September 16, 2015


Warner Elementary School students and staff wear gold and form the shape of a smiley face before releasing gold-colored balloons honoring families in the community affected by childhood cancer on Sept. 16. The balloon release was held in conjunction with Childhood Cancer Awareness Month.

Sept. 16, 2015—Students and staff at Warner Elementary School honored families in the community impacted by childhood cancer on Sept. 16 by wearing gold-colored clothing and releasing gold balloons behind the school.

The American Childhood Cancer Organization (ACCO) is encouraging everyone to wear gold in September during Childhood Cancer Awareness Month, as gold represents our most precious resource—children.

To show its support, the Warner PTO tied names of children in the community affected by cancer to 100 balloons, which were released by staff members at the beginning of the school day on Sept. 16.


Warner staff members release gold-colored balloons in the air on the morning of Sept. 16 to raise awareness for the American Childhood Cancer Organization and Childhood Cancer Awareness Month.

“We had a former student who passed away after a battle with cancer, and we have a couple kids at our school who are currently fighting it,” said Schonda Kidd, Warner principal. “Last year we did a display like this for breast cancer, but we wanted to bring an overall awareness of childhood cancer to our students.”

The school also coordinated activities such as decorating cards that will be sent to childhood cancer patients at Texas Children’s Hospital, according to school counselor Irasema Rocchi.

“Empathy is something we have to learn; it’s taught to us,” Rocchi said. “This is one small thing we can do as a school community.”
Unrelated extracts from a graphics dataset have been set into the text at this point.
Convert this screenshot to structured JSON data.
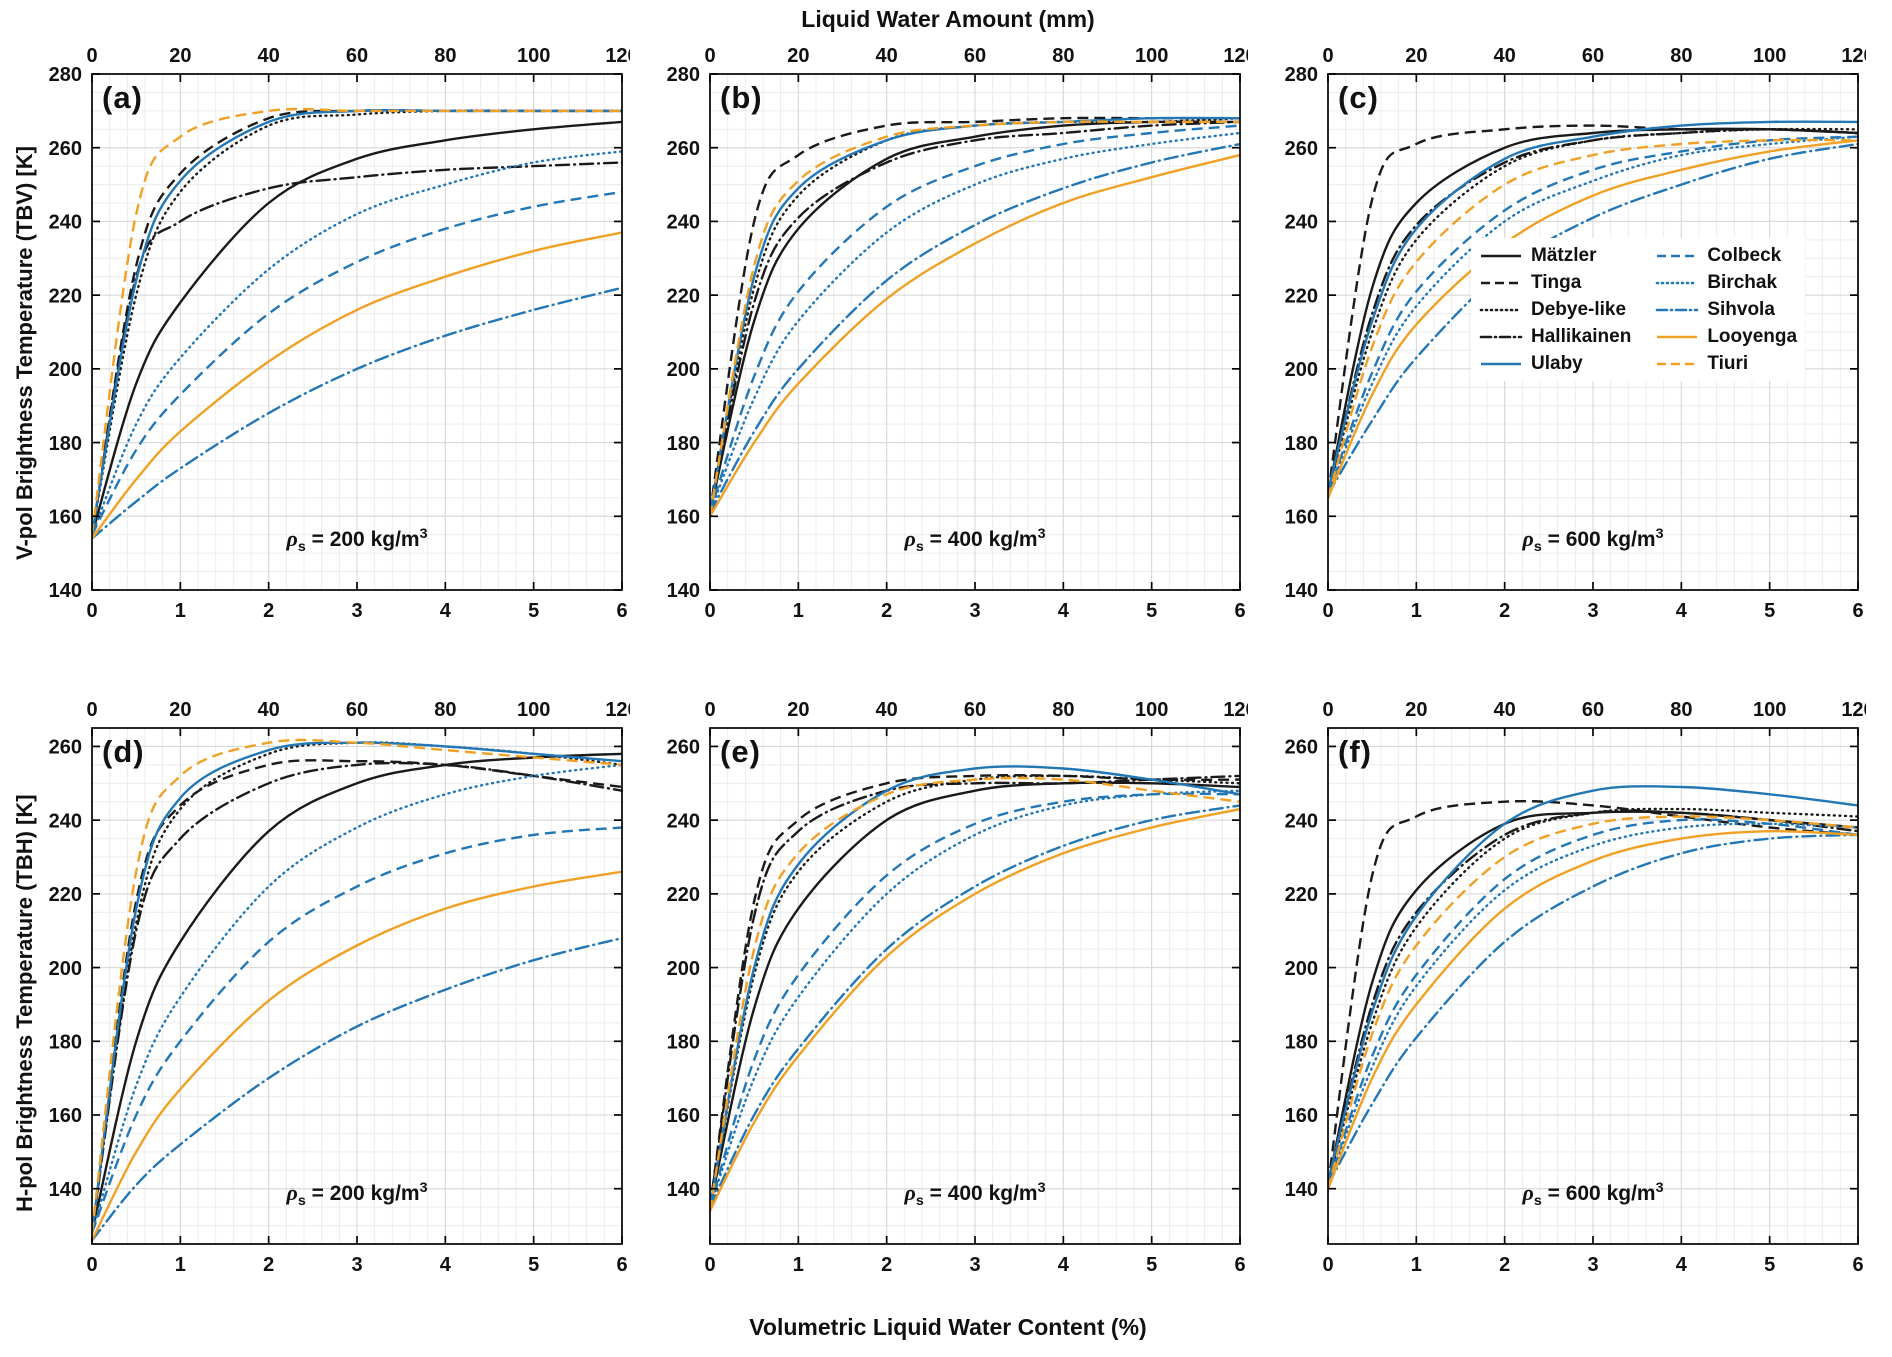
{
  "figure": {
    "top_axis_title": "Liquid Water Amount (mm)",
    "bottom_axis_title": "Volumetric Liquid Water Content (%)",
    "row1_ylabel": "V-pol Brightness Temperature (TBV) [K]",
    "row2_ylabel": "H-pol Brightness Temperature (TBH) [K]"
  },
  "annotation_template": {
    "symbol": "ρ",
    "subscript": "s",
    "equals": " = ",
    "units": " kg/m",
    "exponent": "3"
  },
  "styles": {
    "colors": {
      "black": "#1a1a1a",
      "blue": "#2277b4",
      "orange": "#f0a125"
    },
    "series": {
      "Mätzler": {
        "color": "black",
        "dash": "solid"
      },
      "Tinga": {
        "color": "black",
        "dash": "dashed"
      },
      "Debye-like": {
        "color": "black",
        "dash": "dotted"
      },
      "Hallikainen": {
        "color": "black",
        "dash": "dashdot"
      },
      "Ulaby": {
        "color": "blue",
        "dash": "solid"
      },
      "Colbeck": {
        "color": "blue",
        "dash": "dashed"
      },
      "Birchak": {
        "color": "blue",
        "dash": "dotted"
      },
      "Sihvola": {
        "color": "blue",
        "dash": "dashdot"
      },
      "Looyenga": {
        "color": "orange",
        "dash": "solid"
      },
      "Tiuri": {
        "color": "orange",
        "dash": "dashed"
      }
    }
  },
  "legend": {
    "column1": [
      "Mätzler",
      "Tinga",
      "Debye-like",
      "Hallikainen",
      "Ulaby"
    ],
    "column2": [
      "Colbeck",
      "Birchak",
      "Sihvola",
      "Looyenga",
      "Tiuri"
    ]
  },
  "axes": {
    "x": {
      "lim": [
        0,
        6
      ],
      "ticks": [
        0,
        1,
        2,
        3,
        4,
        5,
        6
      ],
      "minor_step": 0.2
    },
    "top": {
      "lim": [
        0,
        120
      ],
      "ticks": [
        0,
        20,
        40,
        60,
        80,
        100,
        120
      ],
      "per_percent": 20
    },
    "row1_y": {
      "lim": [
        140,
        280
      ],
      "ticks": [
        140,
        160,
        180,
        200,
        220,
        240,
        260,
        280
      ],
      "minor_step": 5
    },
    "row2_y": {
      "lim": [
        125,
        265
      ],
      "ticks": [
        140,
        160,
        180,
        200,
        220,
        240,
        260
      ],
      "minor_step": 5
    }
  },
  "chart_data": [
    {
      "type": "line",
      "id": "a",
      "label": "(a)",
      "density": "200",
      "y_axis": "row1_y",
      "x": [
        0,
        0.5,
        1,
        2,
        3,
        4,
        5,
        6
      ],
      "series": [
        {
          "name": "Mätzler",
          "y": [
            155,
            196,
            218,
            245,
            257,
            262,
            265,
            267
          ]
        },
        {
          "name": "Tinga",
          "y": [
            155,
            228,
            253,
            268,
            270,
            270,
            270,
            270
          ]
        },
        {
          "name": "Debye-like",
          "y": [
            155,
            220,
            248,
            266,
            269,
            270,
            270,
            270
          ]
        },
        {
          "name": "Hallikainen",
          "y": [
            155,
            225,
            240,
            249,
            252,
            254,
            255,
            256
          ]
        },
        {
          "name": "Ulaby",
          "y": [
            155,
            224,
            251,
            267,
            270,
            270,
            270,
            270
          ]
        },
        {
          "name": "Colbeck",
          "y": [
            155,
            178,
            193,
            215,
            229,
            238,
            244,
            248
          ]
        },
        {
          "name": "Birchak",
          "y": [
            155,
            185,
            203,
            227,
            242,
            250,
            256,
            259
          ]
        },
        {
          "name": "Sihvola",
          "y": [
            154,
            164,
            173,
            188,
            200,
            209,
            216,
            222
          ]
        },
        {
          "name": "Looyenga",
          "y": [
            154,
            170,
            183,
            202,
            216,
            225,
            232,
            237
          ]
        },
        {
          "name": "Tiuri",
          "y": [
            155,
            242,
            263,
            270,
            270,
            270,
            270,
            270
          ]
        }
      ]
    },
    {
      "type": "line",
      "id": "b",
      "label": "(b)",
      "density": "400",
      "y_axis": "row1_y",
      "x": [
        0,
        0.5,
        1,
        2,
        3,
        4,
        5,
        6
      ],
      "series": [
        {
          "name": "Mätzler",
          "y": [
            161,
            213,
            238,
            257,
            263,
            266,
            267,
            267
          ]
        },
        {
          "name": "Tinga",
          "y": [
            161,
            240,
            258,
            266,
            267,
            268,
            268,
            268
          ]
        },
        {
          "name": "Debye-like",
          "y": [
            161,
            222,
            247,
            262,
            266,
            267,
            267,
            268
          ]
        },
        {
          "name": "Hallikainen",
          "y": [
            161,
            218,
            241,
            256,
            262,
            264,
            266,
            267
          ]
        },
        {
          "name": "Ulaby",
          "y": [
            161,
            225,
            249,
            262,
            266,
            267,
            268,
            268
          ]
        },
        {
          "name": "Colbeck",
          "y": [
            161,
            198,
            221,
            244,
            255,
            261,
            264,
            266
          ]
        },
        {
          "name": "Birchak",
          "y": [
            161,
            192,
            213,
            237,
            250,
            257,
            261,
            264
          ]
        },
        {
          "name": "Sihvola",
          "y": [
            161,
            183,
            200,
            224,
            239,
            249,
            256,
            261
          ]
        },
        {
          "name": "Looyenga",
          "y": [
            160,
            180,
            196,
            219,
            234,
            245,
            252,
            258
          ]
        },
        {
          "name": "Tiuri",
          "y": [
            160,
            228,
            251,
            263,
            266,
            267,
            267,
            267
          ]
        }
      ]
    },
    {
      "type": "line",
      "id": "c",
      "label": "(c)",
      "density": "600",
      "y_axis": "row1_y",
      "x": [
        0,
        0.5,
        1,
        2,
        3,
        4,
        5,
        6
      ],
      "series": [
        {
          "name": "Mätzler",
          "y": [
            166,
            222,
            245,
            260,
            264,
            265,
            265,
            264
          ]
        },
        {
          "name": "Tinga",
          "y": [
            166,
            246,
            261,
            265,
            266,
            265,
            265,
            264
          ]
        },
        {
          "name": "Debye-like",
          "y": [
            166,
            210,
            235,
            255,
            262,
            264,
            265,
            265
          ]
        },
        {
          "name": "Hallikainen",
          "y": [
            166,
            215,
            239,
            256,
            262,
            264,
            265,
            264
          ]
        },
        {
          "name": "Ulaby",
          "y": [
            167,
            213,
            238,
            257,
            263,
            266,
            267,
            267
          ]
        },
        {
          "name": "Colbeck",
          "y": [
            166,
            199,
            221,
            243,
            254,
            259,
            262,
            263
          ]
        },
        {
          "name": "Birchak",
          "y": [
            166,
            196,
            217,
            240,
            251,
            258,
            261,
            263
          ]
        },
        {
          "name": "Sihvola",
          "y": [
            166,
            186,
            203,
            227,
            241,
            250,
            257,
            261
          ]
        },
        {
          "name": "Looyenga",
          "y": [
            165,
            193,
            212,
            234,
            247,
            254,
            259,
            262
          ]
        },
        {
          "name": "Tiuri",
          "y": [
            165,
            206,
            229,
            250,
            258,
            261,
            262,
            262
          ]
        }
      ]
    },
    {
      "type": "line",
      "id": "d",
      "label": "(d)",
      "density": "200",
      "y_axis": "row2_y",
      "x": [
        0,
        0.5,
        1,
        2,
        3,
        4,
        5,
        6
      ],
      "series": [
        {
          "name": "Mätzler",
          "y": [
            128,
            180,
            207,
            237,
            250,
            255,
            257,
            258
          ]
        },
        {
          "name": "Tinga",
          "y": [
            128,
            218,
            244,
            255,
            256,
            255,
            252,
            249
          ]
        },
        {
          "name": "Debye-like",
          "y": [
            128,
            212,
            243,
            258,
            261,
            260,
            258,
            255
          ]
        },
        {
          "name": "Hallikainen",
          "y": [
            128,
            210,
            235,
            250,
            255,
            255,
            252,
            248
          ]
        },
        {
          "name": "Ulaby",
          "y": [
            128,
            216,
            246,
            259,
            261,
            260,
            258,
            256
          ]
        },
        {
          "name": "Colbeck",
          "y": [
            128,
            160,
            180,
            207,
            222,
            231,
            236,
            238
          ]
        },
        {
          "name": "Birchak",
          "y": [
            128,
            168,
            192,
            222,
            238,
            247,
            252,
            255
          ]
        },
        {
          "name": "Sihvola",
          "y": [
            126,
            141,
            152,
            170,
            184,
            194,
            202,
            208
          ]
        },
        {
          "name": "Looyenga",
          "y": [
            126,
            150,
            167,
            191,
            206,
            216,
            222,
            226
          ]
        },
        {
          "name": "Tiuri",
          "y": [
            128,
            226,
            252,
            261,
            261,
            259,
            257,
            255
          ]
        }
      ]
    },
    {
      "type": "line",
      "id": "e",
      "label": "(e)",
      "density": "400",
      "y_axis": "row2_y",
      "x": [
        0,
        0.5,
        1,
        2,
        3,
        4,
        5,
        6
      ],
      "series": [
        {
          "name": "Mätzler",
          "y": [
            135,
            189,
            216,
            240,
            248,
            250,
            250,
            249
          ]
        },
        {
          "name": "Tinga",
          "y": [
            135,
            218,
            240,
            250,
            252,
            252,
            251,
            251
          ]
        },
        {
          "name": "Debye-like",
          "y": [
            135,
            198,
            226,
            245,
            251,
            252,
            251,
            250
          ]
        },
        {
          "name": "Hallikainen",
          "y": [
            135,
            214,
            237,
            248,
            250,
            250,
            251,
            252
          ]
        },
        {
          "name": "Ulaby",
          "y": [
            135,
            200,
            228,
            248,
            254,
            254,
            251,
            247
          ]
        },
        {
          "name": "Colbeck",
          "y": [
            135,
            175,
            198,
            225,
            239,
            245,
            247,
            247
          ]
        },
        {
          "name": "Birchak",
          "y": [
            135,
            170,
            192,
            220,
            236,
            244,
            247,
            248
          ]
        },
        {
          "name": "Sihvola",
          "y": [
            135,
            160,
            178,
            205,
            222,
            233,
            240,
            244
          ]
        },
        {
          "name": "Looyenga",
          "y": [
            134,
            158,
            176,
            203,
            220,
            231,
            238,
            243
          ]
        },
        {
          "name": "Tiuri",
          "y": [
            134,
            205,
            231,
            247,
            251,
            251,
            248,
            245
          ]
        }
      ]
    },
    {
      "type": "line",
      "id": "f",
      "label": "(f)",
      "density": "600",
      "y_axis": "row2_y",
      "x": [
        0,
        0.5,
        1,
        2,
        3,
        4,
        5,
        6
      ],
      "series": [
        {
          "name": "Mätzler",
          "y": [
            141,
            196,
            221,
            239,
            242,
            242,
            240,
            238
          ]
        },
        {
          "name": "Tinga",
          "y": [
            141,
            225,
            241,
            245,
            244,
            241,
            238,
            236
          ]
        },
        {
          "name": "Debye-like",
          "y": [
            141,
            185,
            211,
            235,
            242,
            243,
            242,
            241
          ]
        },
        {
          "name": "Hallikainen",
          "y": [
            141,
            190,
            215,
            236,
            242,
            242,
            240,
            237
          ]
        },
        {
          "name": "Ulaby",
          "y": [
            142,
            188,
            214,
            239,
            248,
            249,
            247,
            244
          ]
        },
        {
          "name": "Colbeck",
          "y": [
            141,
            176,
            198,
            224,
            236,
            240,
            239,
            236
          ]
        },
        {
          "name": "Birchak",
          "y": [
            141,
            173,
            195,
            221,
            233,
            238,
            239,
            238
          ]
        },
        {
          "name": "Sihvola",
          "y": [
            141,
            163,
            181,
            207,
            222,
            231,
            235,
            236
          ]
        },
        {
          "name": "Looyenga",
          "y": [
            140,
            170,
            190,
            216,
            229,
            235,
            237,
            236
          ]
        },
        {
          "name": "Tiuri",
          "y": [
            140,
            182,
            206,
            230,
            239,
            241,
            240,
            238
          ]
        }
      ]
    }
  ]
}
Warner staff members (L-R) Jenny Lira, teacher; Tameka Justice, assistant principal; Denise Carroll, teacher; and Amy Cannon, speech pathologist; prepare to release gold balloons honoring childhood cancer fighters behind the school on Sept. 16.
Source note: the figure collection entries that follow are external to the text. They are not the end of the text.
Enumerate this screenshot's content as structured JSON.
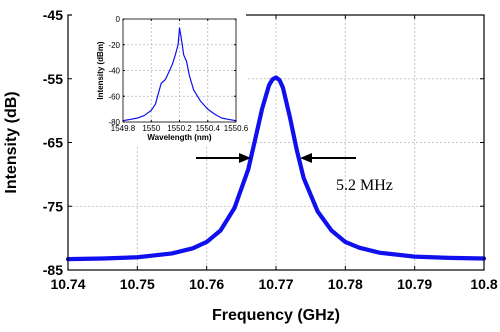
{
  "chart_data": [
    {
      "type": "line",
      "xlabel": "Frequency (GHz)",
      "ylabel": "Intensity (dB)",
      "xlim": [
        10.74,
        10.8
      ],
      "ylim": [
        -85,
        -45
      ],
      "xticks": [
        10.74,
        10.75,
        10.76,
        10.77,
        10.78,
        10.79,
        10.8
      ],
      "xtick_labels": [
        "10.74",
        "10.75",
        "10.76",
        "10.77",
        "10.78",
        "10.79",
        "10.8"
      ],
      "yticks": [
        -85,
        -75,
        -65,
        -55,
        -45
      ],
      "ytick_labels": [
        "-85",
        "-75",
        "-65",
        "-55",
        "-45"
      ],
      "grid": true,
      "series_color": "#1010ee",
      "series": [
        {
          "x": [
            10.74,
            10.745,
            10.75,
            10.755,
            10.758,
            10.76,
            10.762,
            10.764,
            10.766,
            10.767,
            10.768,
            10.769,
            10.7695,
            10.77,
            10.7705,
            10.771,
            10.772,
            10.773,
            10.774,
            10.776,
            10.778,
            10.78,
            10.782,
            10.785,
            10.79,
            10.795,
            10.8
          ],
          "y": [
            -83.3,
            -83.2,
            -83.0,
            -82.4,
            -81.6,
            -80.6,
            -78.8,
            -75.3,
            -69.2,
            -64.5,
            -59.7,
            -56.0,
            -55.1,
            -54.8,
            -55.2,
            -56.4,
            -61.0,
            -66.2,
            -70.6,
            -75.8,
            -78.8,
            -80.6,
            -81.5,
            -82.3,
            -82.9,
            -83.1,
            -83.2
          ]
        }
      ],
      "annotations": [
        {
          "text": "5.2 MHz",
          "arrows": "two arrows pointing inward at the linewidth"
        }
      ]
    },
    {
      "type": "line",
      "xlabel": "Wavelength (nm)",
      "ylabel": "Intensity (dBm)",
      "xlim": [
        1549.8,
        1550.6
      ],
      "ylim": [
        -80,
        0
      ],
      "xticks": [
        1549.8,
        1550,
        1550.2,
        1550.4,
        1550.6
      ],
      "xtick_labels": [
        "1549.8",
        "1550",
        "1550.2",
        "1550.4",
        "1550.6"
      ],
      "yticks": [
        0,
        -20,
        -40,
        -60,
        -80
      ],
      "ytick_labels": [
        "0",
        "-20",
        "-40",
        "-60",
        "-80"
      ],
      "grid": true,
      "series_color": "#1010ee",
      "series": [
        {
          "x": [
            1549.8,
            1549.85,
            1549.9,
            1549.95,
            1550.0,
            1550.03,
            1550.05,
            1550.07,
            1550.1,
            1550.13,
            1550.15,
            1550.17,
            1550.19,
            1550.2,
            1550.21,
            1550.23,
            1550.25,
            1550.27,
            1550.3,
            1550.35,
            1550.4,
            1550.45,
            1550.5,
            1550.55,
            1550.6
          ],
          "y": [
            -79,
            -78,
            -77,
            -75,
            -71,
            -66,
            -58,
            -50,
            -47,
            -40,
            -35,
            -28,
            -20,
            -7,
            -13,
            -28,
            -33,
            -44,
            -55,
            -64,
            -70,
            -74,
            -77,
            -78,
            -79
          ]
        }
      ]
    }
  ]
}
The event held personal meaning for Warner parent Melissa Batchelder, whose third-grade daughter, Laurel, was diagnosed with cancer at age 3. Now a survivor of nearly five years, Laurel joined in the balloon release with hundreds of classmates.
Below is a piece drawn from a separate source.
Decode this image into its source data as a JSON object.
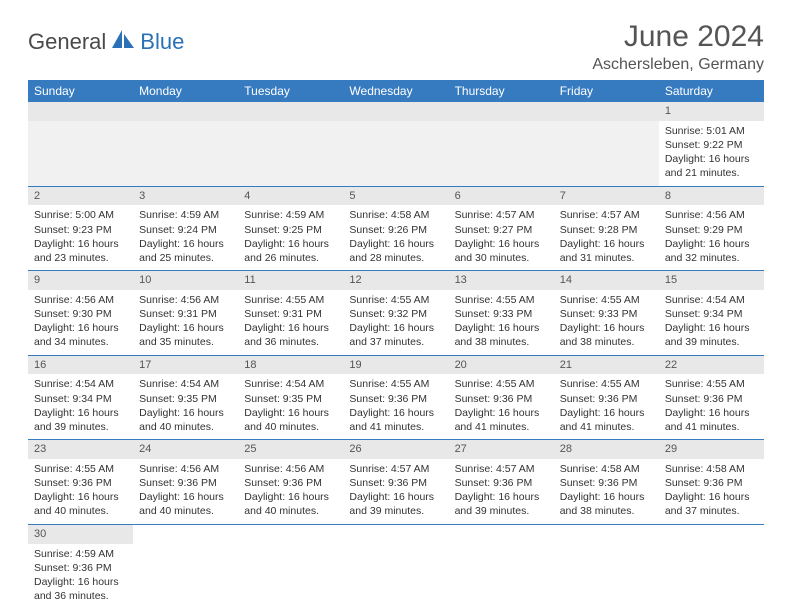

“When your child is hit with a cancer diagnosis, you realize how important family and community are,” Batchelder said. “Not a lot of people have the support system of extended family nearby to be able to take them to a hospital or other activities. We’ve learned it takes a community to help a family through a cancer diagnosis.”


Warner second-grade students Alysa Anliker, left, and Annika Linna wear gold-colored clothing on "Gold Out" day on Sept. 16.

Batchelder said that the display from an entire elementary campus is essential in raising support and awareness for the devastating disease.

“Statistics show that a lot of the kids in this school will know someone personally with a diagnosis by the time they’re in high school,” she said. “The more we are aware of it and don’t hide what it is, it will help them know what to do and how to respond.”

For more information, visit the ACCO website at www.acco.org.


Warner staff and students watch as 100 balloons honoring community members affected by childhood cancer float into the sky on Sept. 16.


Warner staff members (L-R) Mary Simmons, counselor; Kimberly Dean, instructional specialist; Cathy Abercrombie, assistant principal; Schonda Kidd, principal; Tameka Justice, assistant principal; and Irasema Rocchi, counselor; wear gold to support Childhood Cancer Awareness Month on Sept. 16.


Warner third-grade students (L-R) Presley Alvarez, Anne Carter and Bella Vrana have fun at the balloon release event on Sept. 16.